Wie viele andere Heilmethoden der traditionellen chinesischen Medizin wurde auch die Akupunktur im Westen über viele Jahrhunderte misstrauisch betrachtet. Zwar scheint sie zu funktionieren, aber wie? Ist eine wissenschaftliche Antwort darauf möglich?
Die meisten Ärzte und Patienten in China beispielsweise sehen die Akupunktur seit langem als wirkungsvolle Behandlung nach einem Schlaganfall, um Motorik, Sprache und andere gestörte Funktionen zu verbessern. In einer Studie wurde gezeigt, dass 66 % der chinesischen Ärzte Akupunktur routinemäßig in der Behandlung von Schlaganfallfolgen einsetzen und 63 % der Ansicht sind, diese Behandlung wäre wirkungsvoll. Ungefähr 36 % der chinesischen Ärzte glauben, die Wirksamkeit der Akupunktur sei fraglich, vielleicht weil die wissenschaftliche Grundlagen dafür noch sehr neu sind.

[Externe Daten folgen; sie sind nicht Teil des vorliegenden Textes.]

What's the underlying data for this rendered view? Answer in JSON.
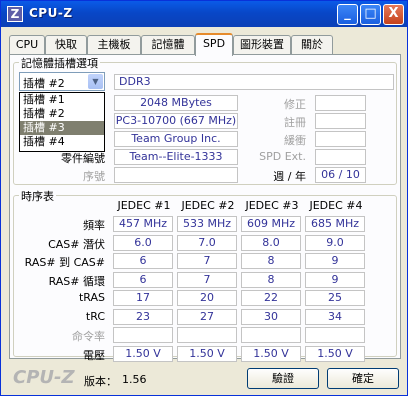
{
  "window": {
    "title": "CPU-Z",
    "icon_letter": "Z"
  },
  "titlebar": {
    "min": "_",
    "max": "□",
    "close": "X"
  },
  "tabs": [
    "CPU",
    "快取",
    "主機板",
    "記憶體",
    "SPD",
    "圖形裝置",
    "關於"
  ],
  "active_tab": "SPD",
  "slot": {
    "legend": "記憶體插槽選項",
    "selected": "插槽 #2",
    "options": [
      "插槽 #1",
      "插槽 #2",
      "插槽 #3",
      "插槽 #4"
    ],
    "highlighted": "插槽 #3",
    "type": "DDR3",
    "size": "2048 MBytes",
    "bandwidth": "PC3-10700 (667 MHz)",
    "manufacturer": "Team Group Inc.",
    "part_label": "零件編號",
    "part_number": "Team--Elite-1333",
    "serial_label": "序號",
    "serial": "",
    "correction_label": "修正",
    "correction": "",
    "registered_label": "註冊",
    "registered": "",
    "buffered_label": "緩衝",
    "buffered": "",
    "spd_ext_label": "SPD Ext.",
    "spd_ext": "",
    "week_year_label": "週 / 年",
    "week_year": "06 / 10"
  },
  "timings": {
    "legend": "時序表",
    "columns": [
      "JEDEC #1",
      "JEDEC #2",
      "JEDEC #3",
      "JEDEC #4"
    ],
    "rows": [
      {
        "label": "頻率",
        "values": [
          "457 MHz",
          "533 MHz",
          "609 MHz",
          "685 MHz"
        ]
      },
      {
        "label": "CAS# 潛伏",
        "values": [
          "6.0",
          "7.0",
          "8.0",
          "9.0"
        ]
      },
      {
        "label": "RAS# 到 CAS#",
        "values": [
          "6",
          "7",
          "8",
          "9"
        ]
      },
      {
        "label": "RAS# 循環",
        "values": [
          "6",
          "7",
          "8",
          "9"
        ]
      },
      {
        "label": "tRAS",
        "values": [
          "17",
          "20",
          "22",
          "25"
        ]
      },
      {
        "label": "tRC",
        "values": [
          "23",
          "27",
          "30",
          "34"
        ]
      },
      {
        "label": "命令率",
        "values": [
          "",
          "",
          "",
          ""
        ]
      },
      {
        "label": "電壓",
        "values": [
          "1.50 V",
          "1.50 V",
          "1.50 V",
          "1.50 V"
        ]
      }
    ]
  },
  "footer": {
    "logo": "CPU-Z",
    "version_label": "版本：",
    "version": "1.56",
    "validate_button": "驗證",
    "ok_button": "確定"
  }
}
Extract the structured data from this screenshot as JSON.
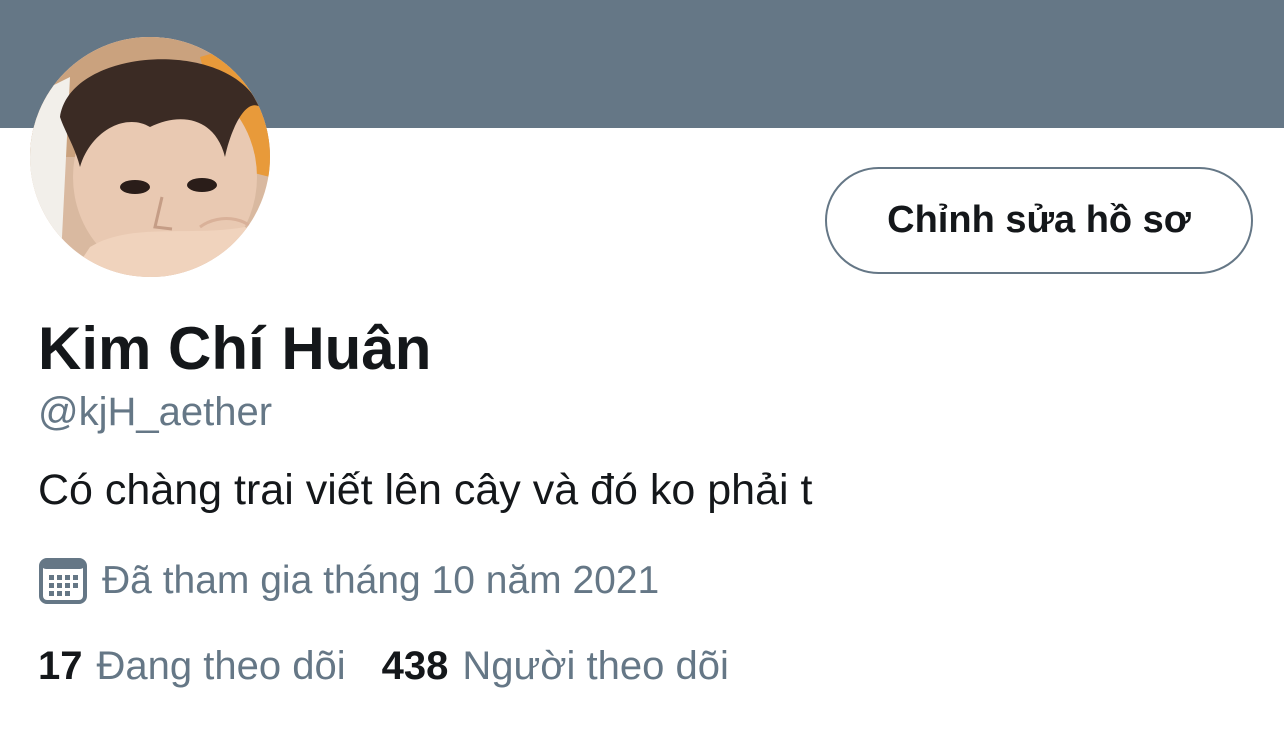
{
  "profile": {
    "display_name": "Kim Chí Huân",
    "handle": "@kjH_aether",
    "bio": "Có chàng trai viết lên cây và đó ko phải t",
    "joined": "Đã tham gia tháng 10 năm 2021",
    "edit_button_label": "Chỉnh sửa hồ sơ",
    "stats": {
      "following_count": "17",
      "following_label": "Đang theo dõi",
      "followers_count": "438",
      "followers_label": "Người theo dõi"
    }
  },
  "icons": {
    "joined_icon": "calendar-icon"
  },
  "colors": {
    "banner": "#657786",
    "primary_text": "#14171a",
    "secondary_text": "#657786",
    "background": "#ffffff"
  }
}
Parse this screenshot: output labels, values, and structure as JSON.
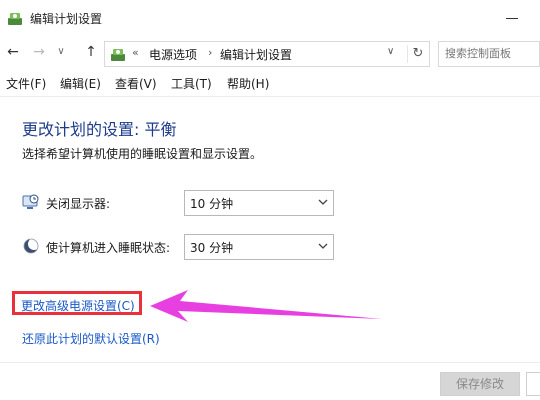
{
  "window": {
    "title": "编辑计划设置"
  },
  "address_bar": {
    "overflow_chevron": "«",
    "crumbs": [
      "电源选项",
      "编辑计划设置"
    ],
    "separator": "›",
    "dropdown": "∨",
    "refresh": "↻"
  },
  "search": {
    "placeholder": "搜索控制面板"
  },
  "nav": {
    "back": "←",
    "forward": "→",
    "recent": "∨",
    "up": "↑"
  },
  "menu": {
    "items": [
      "文件(F)",
      "编辑(E)",
      "查看(V)",
      "工具(T)",
      "帮助(H)"
    ]
  },
  "main": {
    "heading": "更改计划的设置: 平衡",
    "subtitle": "选择希望计算机使用的睡眠设置和显示设置。",
    "settings": [
      {
        "label": "关闭显示器:",
        "value": "10 分钟",
        "icon": "monitor-clock-icon"
      },
      {
        "label": "使计算机进入睡眠状态:",
        "value": "30 分钟",
        "icon": "moon-sleep-icon"
      }
    ],
    "links": {
      "advanced": "更改高级电源设置(C)",
      "restore": "还原此计划的默认设置(R)"
    }
  },
  "footer": {
    "save_label": "保存修改"
  },
  "colors": {
    "heading": "#1e3c8c",
    "link": "#1a58c8",
    "highlight_box": "#e8313a",
    "annotation_arrow": "#e840e0"
  }
}
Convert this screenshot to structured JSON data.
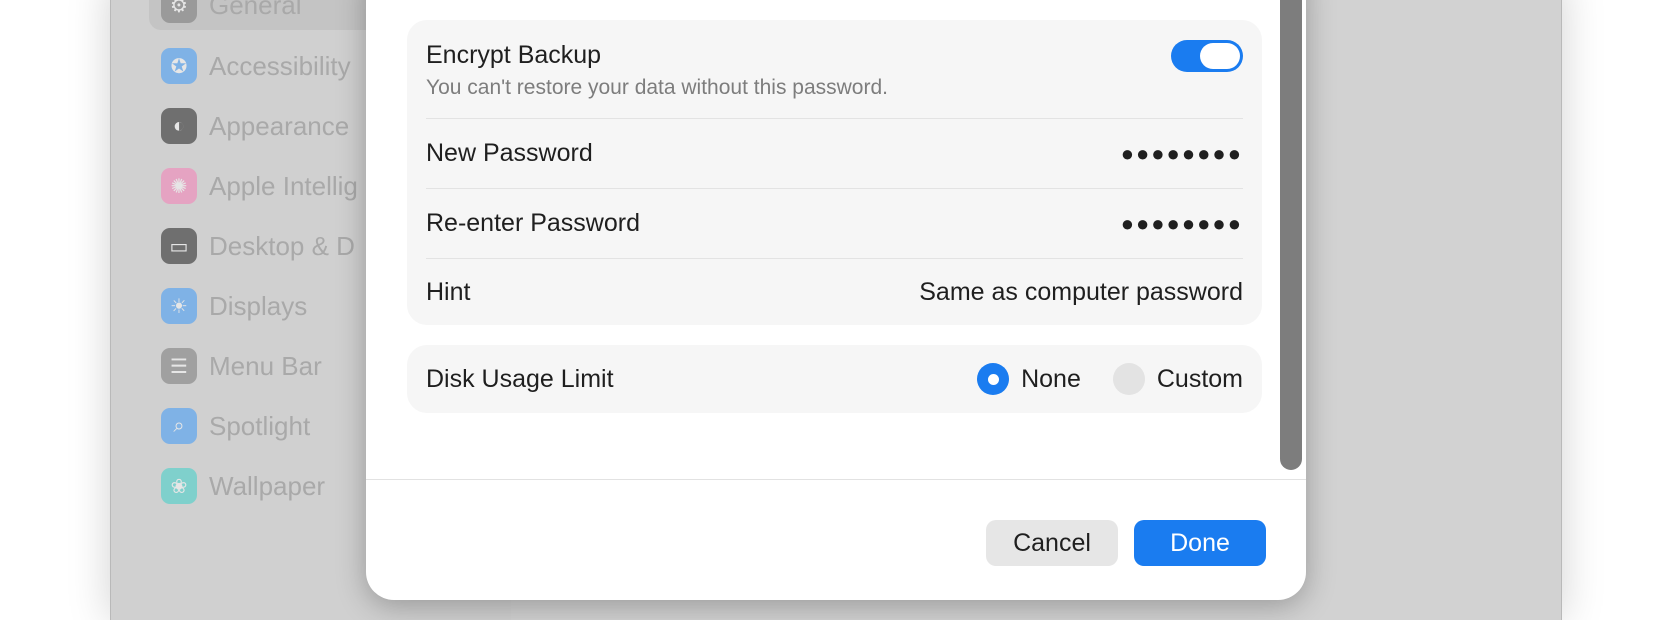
{
  "sidebar": {
    "items": [
      {
        "label": "General",
        "icon": "gear-icon",
        "color": "#9a9a9a"
      },
      {
        "label": "Accessibility",
        "icon": "accessibility-icon",
        "color": "#7fb2e6"
      },
      {
        "label": "Appearance",
        "icon": "appearance-icon",
        "color": "#6f6f6f"
      },
      {
        "label": "Apple Intellig",
        "icon": "apple-intelligence-icon",
        "color": "#e5a3c2"
      },
      {
        "label": "Desktop & D",
        "icon": "desktop-dock-icon",
        "color": "#6f6f6f"
      },
      {
        "label": "Displays",
        "icon": "sun-icon",
        "color": "#7fb2e6"
      },
      {
        "label": "Menu Bar",
        "icon": "menu-bar-icon",
        "color": "#a0a0a0"
      },
      {
        "label": "Spotlight",
        "icon": "magnifier-icon",
        "color": "#7fb2e6"
      },
      {
        "label": "Wallpaper",
        "icon": "flower-icon",
        "color": "#7fd0cc"
      }
    ]
  },
  "encrypt": {
    "label": "Encrypt Backup",
    "subtitle": "You can't restore your data without this password.",
    "enabled": true
  },
  "new_password": {
    "label": "New Password",
    "value": "●●●●●●●●"
  },
  "reenter_password": {
    "label": "Re-enter Password",
    "value": "●●●●●●●●"
  },
  "hint": {
    "label": "Hint",
    "value": "Same as computer password"
  },
  "disk_usage": {
    "label": "Disk Usage Limit",
    "options": [
      {
        "label": "None",
        "selected": true
      },
      {
        "label": "Custom",
        "selected": false
      }
    ]
  },
  "buttons": {
    "cancel": "Cancel",
    "done": "Done"
  },
  "colors": {
    "accent": "#1a7cf0"
  }
}
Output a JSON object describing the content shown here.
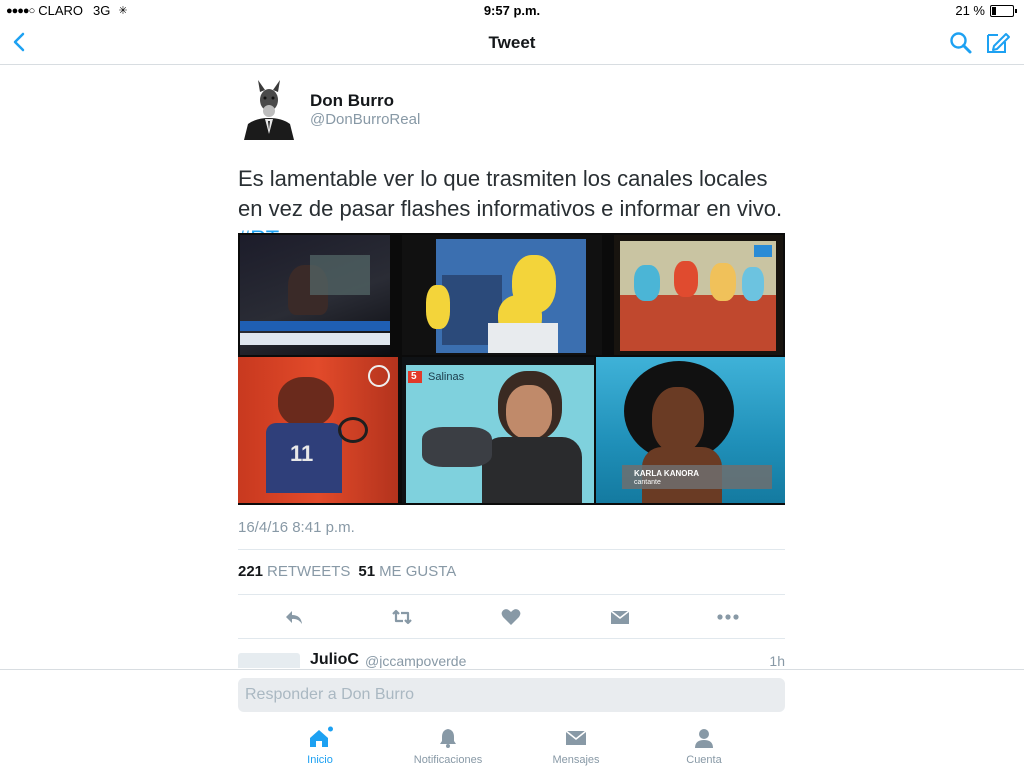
{
  "status": {
    "carrier": "CLARO",
    "network": "3G",
    "time": "9:57 p.m.",
    "battery": "21 %",
    "battery_level": 0.21
  },
  "nav": {
    "title": "Tweet"
  },
  "tweet": {
    "author_name": "Don Burro",
    "author_handle": "@DonBurroReal",
    "text": "Es lamentable ver lo que trasmiten los canales locales en vez de pasar flashes informativos e informar en vivo.",
    "hashtag": "#RT",
    "media_captions": {
      "salinas": "Salinas",
      "karla": "KARLA KANORA",
      "cantante": "cantante",
      "channel": "5"
    },
    "timestamp": "16/4/16 8:41 p.m.",
    "retweets_count": "221",
    "retweets_label": "RETWEETS",
    "likes_count": "51",
    "likes_label": "ME GUSTA"
  },
  "reply_preview": {
    "name": "JulioC",
    "handle": "@jccampoverde",
    "time": "1h"
  },
  "reply_bar": {
    "placeholder": "Responder a Don Burro"
  },
  "tabs": [
    {
      "label": "Inicio",
      "icon": "home-icon"
    },
    {
      "label": "Notificaciones",
      "icon": "bell-icon"
    },
    {
      "label": "Mensajes",
      "icon": "envelope-icon"
    },
    {
      "label": "Cuenta",
      "icon": "person-icon"
    }
  ],
  "colors": {
    "accent": "#1da1f2",
    "muted": "#8899a6"
  }
}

In jüngster Zeit allerdings begann man die Wirkung der Akupunktur in systematischen wissenschaftlichen Studien zu untersuchen. In beinahe allen in China durchgeführten Studien über Akupunktur in der Schlaganfallbehandlung kam man zu positiven Ergebnissen. Aber auch eine weitere, vor kurzem in Großbritannien durchgeführte Studie zeigte, dass in mehreren Ländern durchgeführte Untersuchungen über die Akupunktur als Behandlungsmöglichkeit bei Schlaganfallfolgen zu einheitlich positiven Ergebnissen gelangten. Sämtliche vor Juni 1995 in China, Japan, Hongkong und Taiwan durchgeführte Studien wurden von den britischen Forschern als positiv bewertet.
Die Cochrane Collaboration, eine internationale gemeinnützige Organisation für die Bereitstellung von Information aus dem Gesundheitsbereich, erstellte eine systematische Übersichtsarbeit über den Nutzen der Akupunktur. Bewertet wurden dabei 14 Studien, von denen 10 in China durchgeführt wurden und an denen 1.208 Patienten teilnahmen. Die Akupunkturbehandlung begann dabei 30 Tage nach dem Schlaganfallereignis, wobei Patienten in den Kontrollgruppen entweder eine Placebobehandlung – nämlich vorgetäuschte Akupunktur – oder gar keine Behandlung erhielten. Im Vergleich zu Patienten, die eine vorgetäuschte Akupunktur oder gar keine Behandlung erhielten, war die Zahl der Todes- oder Invaliditätsfälle innerhalb eines Zeitraums von drei Monaten nach dem Schlaganfall in der Gruppe der mit Akupunktur Behandelten viel geringer. Im Untersuchungszeitraum nach diesen drei Monaten stieg diese Zahl signifikant zugunsten der mit echter Akupunktur behandelten Patienten an.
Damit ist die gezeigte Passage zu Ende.